Anthropic, until recently, was the only one of its peers to have approval for use in classified military systems, where it has partnered with data analysis company Palantir and other defense contractors. President Donald Trump said Friday, around the same time he was approving Saturday’s military strikes on Iran, that the Pentagon would have six months to phase out Anthropic’s military applications.

Cummings, a former Palantir adviser, said it’s possible that Claude has already been used in military strike planning.

“I just fundamentally hope that there were humans in the loop,” she said. “A human has to babysit these technologies very closely. You can use them to do these things, but you need to verify, verify, verify.”

She said that’s a contrast to the messaging from AI companies that have suggested that their technology is evolving to the point where it is “almost sentient.”

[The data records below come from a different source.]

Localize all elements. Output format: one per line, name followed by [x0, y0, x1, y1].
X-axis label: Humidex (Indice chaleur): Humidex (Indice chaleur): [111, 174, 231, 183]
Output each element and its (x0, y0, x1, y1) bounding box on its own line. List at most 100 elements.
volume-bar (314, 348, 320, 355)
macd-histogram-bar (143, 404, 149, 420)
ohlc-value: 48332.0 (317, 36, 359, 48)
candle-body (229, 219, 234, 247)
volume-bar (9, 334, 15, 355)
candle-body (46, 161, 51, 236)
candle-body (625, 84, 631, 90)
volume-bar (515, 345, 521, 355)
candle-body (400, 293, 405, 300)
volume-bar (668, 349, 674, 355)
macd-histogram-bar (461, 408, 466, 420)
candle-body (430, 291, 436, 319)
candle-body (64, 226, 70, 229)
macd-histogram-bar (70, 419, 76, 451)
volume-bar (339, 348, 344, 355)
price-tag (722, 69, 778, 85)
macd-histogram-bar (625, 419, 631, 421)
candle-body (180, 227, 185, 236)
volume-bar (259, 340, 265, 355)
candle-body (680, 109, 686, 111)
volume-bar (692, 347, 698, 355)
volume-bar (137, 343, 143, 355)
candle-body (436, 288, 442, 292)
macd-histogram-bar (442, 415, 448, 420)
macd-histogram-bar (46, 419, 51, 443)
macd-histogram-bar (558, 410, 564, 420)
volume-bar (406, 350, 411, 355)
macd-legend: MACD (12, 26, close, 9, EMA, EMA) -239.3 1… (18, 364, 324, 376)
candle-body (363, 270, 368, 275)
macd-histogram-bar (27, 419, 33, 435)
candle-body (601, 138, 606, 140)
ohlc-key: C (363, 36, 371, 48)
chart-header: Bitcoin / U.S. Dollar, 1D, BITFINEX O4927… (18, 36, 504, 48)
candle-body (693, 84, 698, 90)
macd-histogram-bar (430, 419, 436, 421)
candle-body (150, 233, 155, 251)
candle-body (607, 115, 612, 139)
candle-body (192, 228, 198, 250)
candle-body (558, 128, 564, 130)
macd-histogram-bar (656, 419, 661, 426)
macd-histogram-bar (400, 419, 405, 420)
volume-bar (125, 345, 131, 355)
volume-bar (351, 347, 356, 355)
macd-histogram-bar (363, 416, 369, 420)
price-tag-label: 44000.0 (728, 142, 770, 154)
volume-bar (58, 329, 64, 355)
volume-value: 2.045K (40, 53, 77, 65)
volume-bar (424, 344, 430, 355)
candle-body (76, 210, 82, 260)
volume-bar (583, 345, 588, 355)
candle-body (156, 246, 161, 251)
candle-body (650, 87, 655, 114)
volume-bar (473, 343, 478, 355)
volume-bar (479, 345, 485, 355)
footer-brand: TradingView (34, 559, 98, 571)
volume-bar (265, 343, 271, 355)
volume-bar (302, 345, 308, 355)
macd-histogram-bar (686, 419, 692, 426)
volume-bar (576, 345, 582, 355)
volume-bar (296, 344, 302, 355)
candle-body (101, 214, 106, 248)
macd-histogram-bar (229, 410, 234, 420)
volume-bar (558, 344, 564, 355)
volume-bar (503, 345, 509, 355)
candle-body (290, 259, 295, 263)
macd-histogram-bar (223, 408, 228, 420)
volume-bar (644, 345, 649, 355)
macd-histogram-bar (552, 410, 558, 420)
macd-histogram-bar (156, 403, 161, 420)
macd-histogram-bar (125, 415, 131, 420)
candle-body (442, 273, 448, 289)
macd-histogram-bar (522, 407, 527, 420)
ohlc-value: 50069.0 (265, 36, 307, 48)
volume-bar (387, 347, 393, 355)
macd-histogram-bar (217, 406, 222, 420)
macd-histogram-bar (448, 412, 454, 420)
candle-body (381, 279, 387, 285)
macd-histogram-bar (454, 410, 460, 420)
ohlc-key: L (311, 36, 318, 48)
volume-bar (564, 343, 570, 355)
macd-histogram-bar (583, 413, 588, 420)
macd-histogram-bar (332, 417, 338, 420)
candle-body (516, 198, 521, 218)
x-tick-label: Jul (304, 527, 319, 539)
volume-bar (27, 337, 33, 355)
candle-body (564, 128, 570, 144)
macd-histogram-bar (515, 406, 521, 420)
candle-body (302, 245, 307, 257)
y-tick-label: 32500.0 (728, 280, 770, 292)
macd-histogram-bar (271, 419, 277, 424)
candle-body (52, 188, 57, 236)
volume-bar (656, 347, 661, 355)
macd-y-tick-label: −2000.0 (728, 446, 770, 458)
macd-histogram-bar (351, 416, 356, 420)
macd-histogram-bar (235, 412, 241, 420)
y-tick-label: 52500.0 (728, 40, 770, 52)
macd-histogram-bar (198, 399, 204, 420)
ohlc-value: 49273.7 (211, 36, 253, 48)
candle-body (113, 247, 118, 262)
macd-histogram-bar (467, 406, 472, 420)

“If there’s culpability here, I’d say half is Anthropic’s for driving the hype and half is the Department of War’s fault for firing all the people that would have otherwise advised them against stupid uses of technology,” Cummings said.

One social media commentator this week described Anthropic’s government problems as a “Hype Tax” — a message that was reposted by President Donald Trump’s top AI adviser, David Sacks, a frequent critic of the company.

And while it has caused legal hassles that could jeopardize Anthropic’s business partnerships with other military contractors, it has also bolstered its reputation as a safety-minded AI developer.

“It’s applaudable that a company stood up to the government in order to maintain what it felt were its ethics and were its business choices, even in the face of these potentially crippling policy responses,” said Jennifer Huddleston, a senior fellow at the libertarian-leaning Cato Institute.

Consumers have already spoken, leading to a surge of Claude downloads that made it the most popular iPhone app starting on Saturday and for all phone systems in the U.S. on Monday, according to Sensor Tower. That’s come at the expense of OpenAI’s ChatGPT, which saw its consumer reputation damaged when it announced a Friday deal with the Pentagon to effectively replace Anthropic with ChatGPT in classified environments.

In the Apple store, the number of 1-star reviews — the worst rating — of ChatGPT grew by 775% on Saturday and continued to grow early this week, forcing OpenAI to do damage control.

“We shouldn’t have rushed to get this out on Friday,” OpenAI CEO Sam Altman said in a social media post Monday. “The issues are super complex, and demand clear communication. We were genuinely trying to de-escalate things and avoid a much worse outcome, but I think it just looked opportunistic and sloppy.”

Altman was planning to gather employees for an “all-hands” meeting on Tuesday to discuss next steps.

“There are many things the technology just isn’t ready for, and many areas we don’t yet understand the tradeoffs required for safety,” Altman said. “We will work through these, slowly, with the (Pentagon), with technical safeguards and other methods.”